Hi HN. We've been working on this for a while and figured it's ready for people to poke holes in.

The short version: when you ask an AI about a company, it scrapes the website and guesses. We wanted a way for the company to answer directly — with signed data the agent can verify.

So we wrote a spec. It's an MCP Server Profile. You run a standard MCP server, agents connect over JSON-RPC 2.0, call tools/list to see what you offer, and go from there.

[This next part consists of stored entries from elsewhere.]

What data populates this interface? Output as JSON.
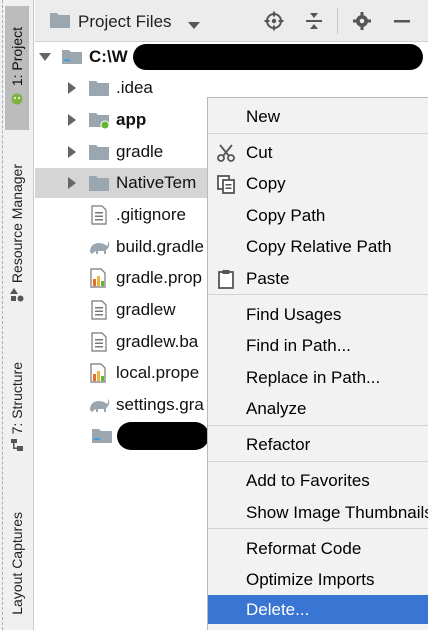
{
  "strip": {
    "project_tab": "1: Project",
    "resource_tab": "Resource Manager",
    "structure_tab": "7: Structure",
    "captures_tab": "Layout Captures"
  },
  "header": {
    "title": "Project Files"
  },
  "tree": [
    {
      "label": "C:\\W",
      "kind": "root",
      "bold": true
    },
    {
      "label": ".idea",
      "kind": "folder"
    },
    {
      "label": "app",
      "kind": "module",
      "bold": true
    },
    {
      "label": "gradle",
      "kind": "folder"
    },
    {
      "label": "NativeTem",
      "kind": "folder",
      "selected": true
    },
    {
      "label": ".gitignore",
      "kind": "file"
    },
    {
      "label": "build.gradle",
      "kind": "gradle"
    },
    {
      "label": "gradle.prop",
      "kind": "props"
    },
    {
      "label": "gradlew",
      "kind": "file"
    },
    {
      "label": "gradlew.ba",
      "kind": "file"
    },
    {
      "label": "local.prope",
      "kind": "props"
    },
    {
      "label": "settings.gra",
      "kind": "gradle"
    },
    {
      "label": "",
      "kind": "module-folder"
    }
  ],
  "menu": {
    "items": [
      {
        "label": "New",
        "icon": ""
      },
      {
        "label": "Cut",
        "icon": "scissors-icon"
      },
      {
        "label": "Copy",
        "icon": "copy-icon"
      },
      {
        "label": "Copy Path",
        "icon": ""
      },
      {
        "label": "Copy Relative Path",
        "icon": ""
      },
      {
        "label": "Paste",
        "icon": "paste-icon"
      },
      {
        "label": "Find Usages",
        "icon": ""
      },
      {
        "label": "Find in Path...",
        "icon": ""
      },
      {
        "label": "Replace in Path...",
        "icon": ""
      },
      {
        "label": "Analyze",
        "icon": ""
      },
      {
        "label": "Refactor",
        "icon": ""
      },
      {
        "label": "Add to Favorites",
        "icon": ""
      },
      {
        "label": "Show Image Thumbnails",
        "icon": ""
      },
      {
        "label": "Reformat Code",
        "icon": ""
      },
      {
        "label": "Optimize Imports",
        "icon": ""
      },
      {
        "label": "Delete...",
        "icon": "",
        "selected": true
      }
    ]
  },
  "colors": {
    "selection": "#3975d3",
    "menu_bg": "#f2f2f2",
    "folder": "#9aa7b0",
    "module_dot": "#5fb832"
  }
}
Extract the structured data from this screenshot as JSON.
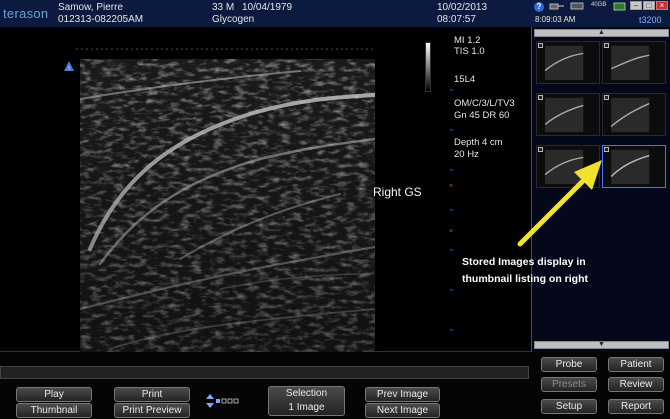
{
  "header": {
    "brand": "terason",
    "patient_name": "Samow, Pierre",
    "patient_id": "012313-082205AM",
    "age": "33 M",
    "dob": "10/04/1979",
    "study": "Glycogen",
    "date": "10/02/2013",
    "time": "08:07:57"
  },
  "status": {
    "clock": "8:09:03 AM",
    "disk": "40GB",
    "model": "t3200"
  },
  "params": {
    "mi": "MI  1.2",
    "tis": "TIS 1.0",
    "probe": "15L4",
    "mode": "OM/C/3/L/TV3",
    "gain": "Gn 45   DR 60",
    "depth": "Depth 4 cm",
    "rate": "20 Hz"
  },
  "annotation": "Right GS",
  "callout": "Stored Images display in thumbnail listing on right",
  "buttons": {
    "play": "Play",
    "thumbnail": "Thumbnail",
    "print": "Print",
    "print_preview": "Print Preview",
    "selection": "Selection",
    "selection_count": "1 Image",
    "prev_image": "Prev Image",
    "next_image": "Next Image",
    "probe": "Probe",
    "patient": "Patient",
    "presets": "Presets",
    "review": "Review",
    "setup": "Setup",
    "report": "Report"
  },
  "colors": {
    "header_bg": "#0b1a3e",
    "accent_blue": "#4a70ff",
    "callout_arrow": "#f2e230",
    "depth_marker": "#c040c0"
  }
}
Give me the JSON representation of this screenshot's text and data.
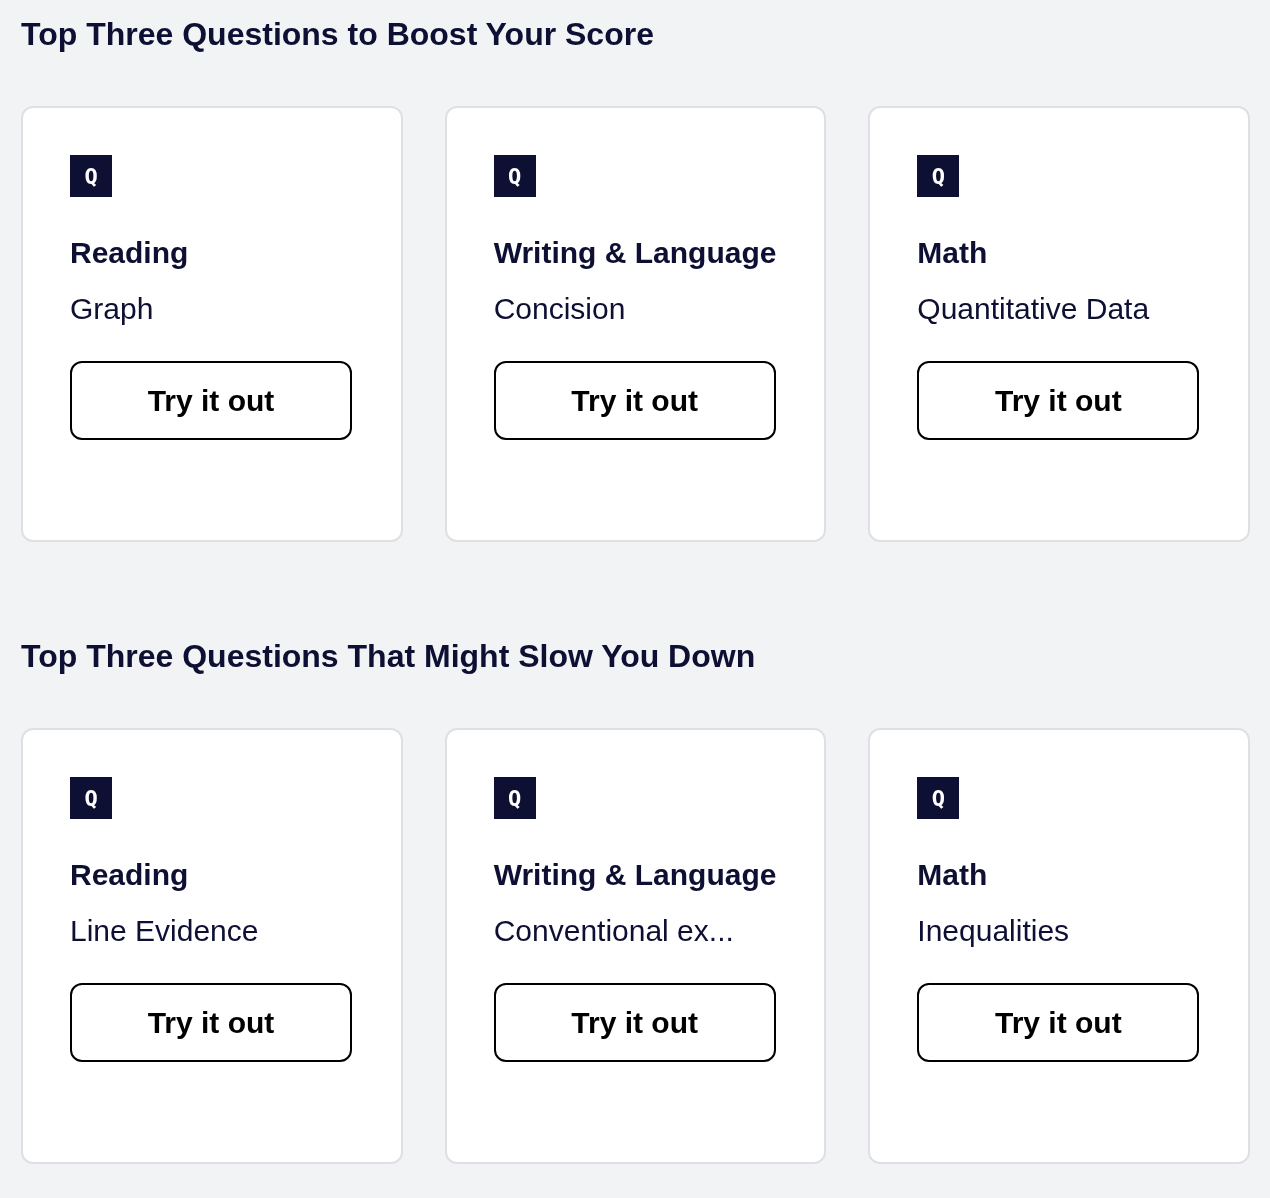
{
  "sections": [
    {
      "title": "Top Three Questions to Boost Your Score",
      "cards": [
        {
          "badge": "Q",
          "subject": "Reading",
          "topic": "Graph",
          "button": "Try it out"
        },
        {
          "badge": "Q",
          "subject": "Writing & Language",
          "topic": "Concision",
          "button": "Try it out"
        },
        {
          "badge": "Q",
          "subject": "Math",
          "topic": "Quantitative Data",
          "button": "Try it out"
        }
      ]
    },
    {
      "title": "Top Three Questions That Might Slow You Down",
      "cards": [
        {
          "badge": "Q",
          "subject": "Reading",
          "topic": "Line Evidence",
          "button": "Try it out"
        },
        {
          "badge": "Q",
          "subject": "Writing & Language",
          "topic": "Conventional ex...",
          "button": "Try it out"
        },
        {
          "badge": "Q",
          "subject": "Math",
          "topic": "Inequalities",
          "button": "Try it out"
        }
      ]
    }
  ]
}
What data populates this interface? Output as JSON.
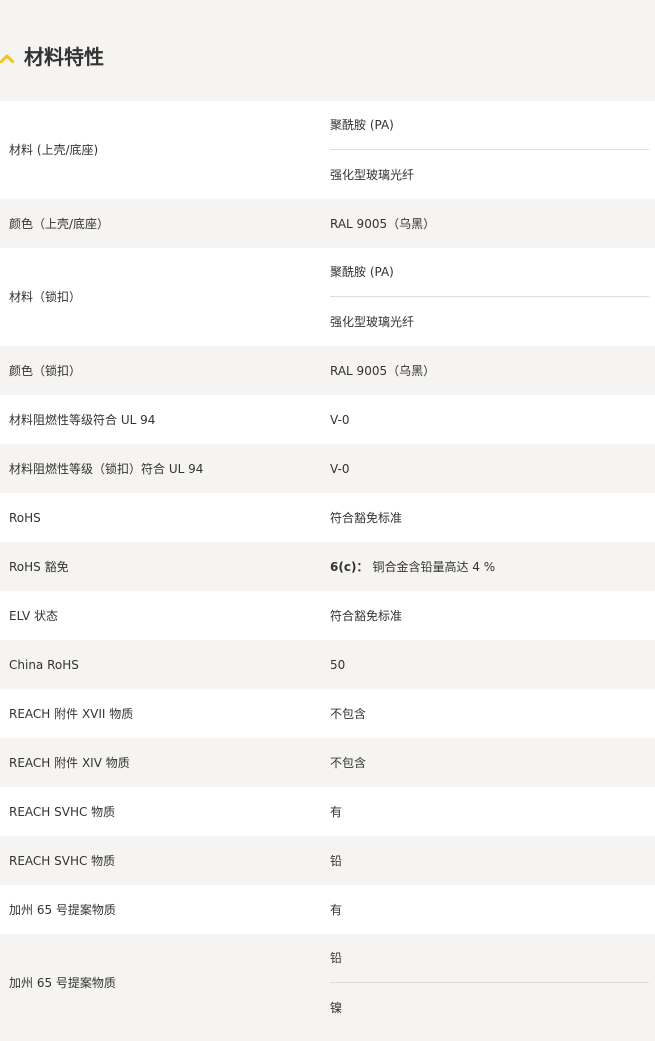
{
  "section": {
    "title": "材料特性",
    "icon": "chevron-up-icon",
    "icon_color": "#f0c419"
  },
  "rows": [
    {
      "label": "材料 (上壳/底座)",
      "values": [
        "聚酰胺 (PA)",
        "强化型玻璃光纤"
      ]
    },
    {
      "label": "颜色（上壳/底座）",
      "values": [
        "RAL 9005（乌黑）"
      ]
    },
    {
      "label": "材料（锁扣）",
      "values": [
        "聚酰胺 (PA)",
        "强化型玻璃光纤"
      ]
    },
    {
      "label": "颜色（锁扣）",
      "values": [
        "RAL 9005（乌黑）"
      ]
    },
    {
      "label": "材料阻燃性等级符合 UL 94",
      "values": [
        "V-0"
      ]
    },
    {
      "label": "材料阻燃性等级（锁扣）符合 UL 94",
      "values": [
        "V-0"
      ]
    },
    {
      "label": "RoHS",
      "values": [
        "符合豁免标准"
      ]
    },
    {
      "label": "RoHS 豁免",
      "values": [
        "铜合金含铅量高达 4 %"
      ],
      "value_prefix": "6(c)："
    },
    {
      "label": "ELV 状态",
      "values": [
        "符合豁免标准"
      ]
    },
    {
      "label": "China RoHS",
      "values": [
        "50"
      ]
    },
    {
      "label": "REACH 附件 XVII 物质",
      "values": [
        "不包含"
      ]
    },
    {
      "label": "REACH 附件 XIV 物质",
      "values": [
        "不包含"
      ]
    },
    {
      "label": "REACH SVHC 物质",
      "values": [
        "有"
      ]
    },
    {
      "label": "REACH SVHC 物质",
      "values": [
        "铅"
      ]
    },
    {
      "label": "加州 65 号提案物质",
      "values": [
        "有"
      ]
    },
    {
      "label": "加州 65 号提案物质",
      "values": [
        "铅",
        "镍"
      ]
    }
  ]
}
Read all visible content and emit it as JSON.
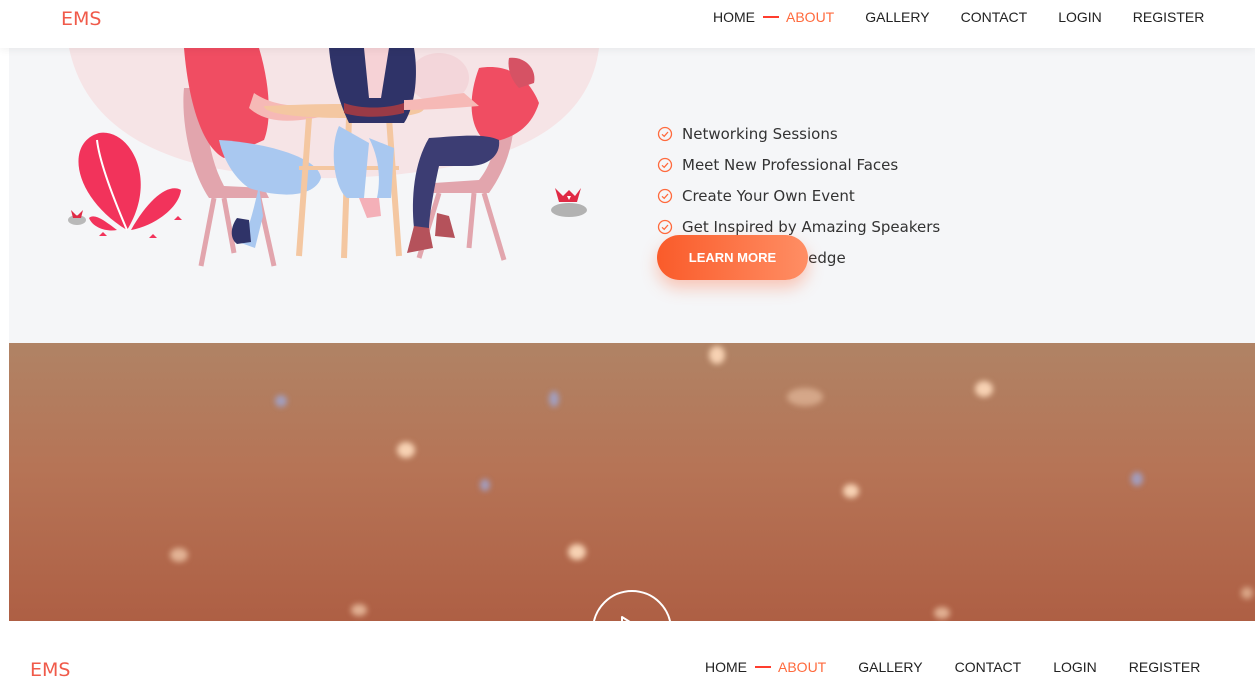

Responses carry Ed25519 signatures over JCS-canonicalized data (RFC 8785), keys published at /.well-known/jwks.json per RFC 7517.

The part we're most interested in feedback on: the access model. We went with "no auth by default" — agents connect and ask questions freely, like browsing a website. If you want buyer info before unlocking certain tools, there's a qualify tool that handles it conversationally. OAuth only shows up if someone needs to access their own account data, which most businesses won't need.

We weren't sure that was the right call. It's simpler, but maybe too permissive for some use cases.

To make this concrete instead of theoretical, we built a bakery:

    git clone https://github.com/salespeak-ai/agentic-web
    cd agentic-web/examples/bakery
    python server.py

Zero dependencies. Ask about gluten-free cakes, place an order, get a confirmation. Four JSON-RPC calls end to end. We picked a bakery deliberately — if the spec only works for enterprise SaaS it's not general enough.

Spec: https://agentic-web.ai/specification.html GitHub: https://github.com/salespeak-ai/agentic-web

MIT licensed. Genuinely curious what this community thinks about the tool naming conventions and whether structuredContent (our extension to MCP tool results) is the right approach or if there's a cleaner way.